Jianning Ren

and 9 more

Although natural disturbances such as wildfire, extreme weather events, and insect outbreaks play a key role in structuring ecosystems and watersheds worldwide, climate change has intensified many disturbance regimes, which can have compounding negative effects on ecosystem processes and services. Recent studies have highlighted the need to understand whether wildfire increases or decreases after large-scale beetle outbreaks. However, observational studies have produced mixed results. To address this, we applied a coupled ecohydrological-fire regime-beetle effects model (RHESSys-WMFire-Beetle) in a semiarid watershed in the western US. We found that surface fire probability and fire size decreased in the red phase (0-5 years post-outbreak), increased in the gray phase (6-15 years post-outbreak), and depended on mortality level in the old phase (one to several decades post-outbreak).
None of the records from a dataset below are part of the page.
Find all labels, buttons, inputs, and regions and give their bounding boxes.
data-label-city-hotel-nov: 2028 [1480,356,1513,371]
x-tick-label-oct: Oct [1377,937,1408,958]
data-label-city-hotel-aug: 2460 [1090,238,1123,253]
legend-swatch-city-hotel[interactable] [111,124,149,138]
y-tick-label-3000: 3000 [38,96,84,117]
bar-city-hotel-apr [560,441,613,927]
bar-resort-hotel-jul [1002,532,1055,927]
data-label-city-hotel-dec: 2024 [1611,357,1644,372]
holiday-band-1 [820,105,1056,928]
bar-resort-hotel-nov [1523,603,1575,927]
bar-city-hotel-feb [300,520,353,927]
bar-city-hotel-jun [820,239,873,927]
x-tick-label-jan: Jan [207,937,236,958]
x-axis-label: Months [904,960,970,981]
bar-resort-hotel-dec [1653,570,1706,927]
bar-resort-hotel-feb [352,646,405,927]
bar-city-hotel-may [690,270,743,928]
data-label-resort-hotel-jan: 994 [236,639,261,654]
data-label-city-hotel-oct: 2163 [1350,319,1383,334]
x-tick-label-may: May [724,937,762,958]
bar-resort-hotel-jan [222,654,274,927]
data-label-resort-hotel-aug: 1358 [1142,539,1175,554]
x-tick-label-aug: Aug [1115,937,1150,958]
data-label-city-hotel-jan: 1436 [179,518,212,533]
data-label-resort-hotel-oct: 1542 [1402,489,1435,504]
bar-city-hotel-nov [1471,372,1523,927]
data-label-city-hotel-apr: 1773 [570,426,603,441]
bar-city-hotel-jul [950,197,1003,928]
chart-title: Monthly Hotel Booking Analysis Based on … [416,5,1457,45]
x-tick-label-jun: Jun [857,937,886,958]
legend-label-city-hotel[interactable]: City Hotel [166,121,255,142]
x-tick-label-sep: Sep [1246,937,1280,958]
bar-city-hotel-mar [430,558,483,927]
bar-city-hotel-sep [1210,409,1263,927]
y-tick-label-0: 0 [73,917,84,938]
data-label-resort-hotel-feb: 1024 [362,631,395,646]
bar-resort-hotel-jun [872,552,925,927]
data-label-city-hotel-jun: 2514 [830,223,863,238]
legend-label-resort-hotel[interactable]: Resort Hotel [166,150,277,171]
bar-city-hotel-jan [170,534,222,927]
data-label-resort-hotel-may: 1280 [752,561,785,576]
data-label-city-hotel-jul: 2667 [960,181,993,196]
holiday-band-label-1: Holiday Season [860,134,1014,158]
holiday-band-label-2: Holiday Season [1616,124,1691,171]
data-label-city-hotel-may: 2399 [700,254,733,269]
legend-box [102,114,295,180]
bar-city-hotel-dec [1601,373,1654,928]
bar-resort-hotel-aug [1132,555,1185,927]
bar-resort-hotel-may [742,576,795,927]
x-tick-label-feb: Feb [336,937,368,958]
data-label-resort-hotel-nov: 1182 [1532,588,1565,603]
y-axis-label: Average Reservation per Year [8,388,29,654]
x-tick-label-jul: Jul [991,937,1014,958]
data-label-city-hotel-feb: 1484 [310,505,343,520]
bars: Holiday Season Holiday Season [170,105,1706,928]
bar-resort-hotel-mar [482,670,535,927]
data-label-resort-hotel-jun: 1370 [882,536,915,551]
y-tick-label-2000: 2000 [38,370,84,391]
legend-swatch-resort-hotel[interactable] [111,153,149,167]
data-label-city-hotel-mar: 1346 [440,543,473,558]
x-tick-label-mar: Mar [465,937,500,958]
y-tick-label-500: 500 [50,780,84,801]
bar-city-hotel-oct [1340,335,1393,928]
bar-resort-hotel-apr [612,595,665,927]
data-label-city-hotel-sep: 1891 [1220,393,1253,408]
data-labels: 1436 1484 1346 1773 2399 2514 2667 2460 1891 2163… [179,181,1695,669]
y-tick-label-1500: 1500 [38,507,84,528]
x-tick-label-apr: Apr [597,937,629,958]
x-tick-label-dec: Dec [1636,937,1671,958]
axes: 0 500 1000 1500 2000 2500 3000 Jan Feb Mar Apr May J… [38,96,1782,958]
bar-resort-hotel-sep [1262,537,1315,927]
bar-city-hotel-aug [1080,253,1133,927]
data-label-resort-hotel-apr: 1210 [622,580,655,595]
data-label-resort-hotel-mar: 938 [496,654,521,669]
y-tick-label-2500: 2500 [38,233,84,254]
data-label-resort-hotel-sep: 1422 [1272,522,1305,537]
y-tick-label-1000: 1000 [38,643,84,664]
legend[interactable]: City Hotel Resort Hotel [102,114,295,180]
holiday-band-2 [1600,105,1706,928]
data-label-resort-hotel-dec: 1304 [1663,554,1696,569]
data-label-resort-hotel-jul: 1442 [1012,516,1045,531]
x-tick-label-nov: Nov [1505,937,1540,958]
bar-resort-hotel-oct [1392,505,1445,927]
In the gray and old phases, surface fire size and probability did not respond to low levels of beetle-caused mortality (<=20%), increased during medium levels of mortality (>20% and <=50%), and remained elevated but did not change with mortality (during the gray phase) or decreased (during the old phase) when mortality was high (>50%). Wildfire responses also depended on fire regime. In fuel-limited locations, fire typically increased with increasing fuel loads, whereas in fuel-abundant (flammability-limited) systems, fire sometimes decreased due to decreases in fuel aridity. This modeling framework can improve our understanding of the mechanisms driving wildfire responses and aid managers in predicting when and where fire hazards will increase.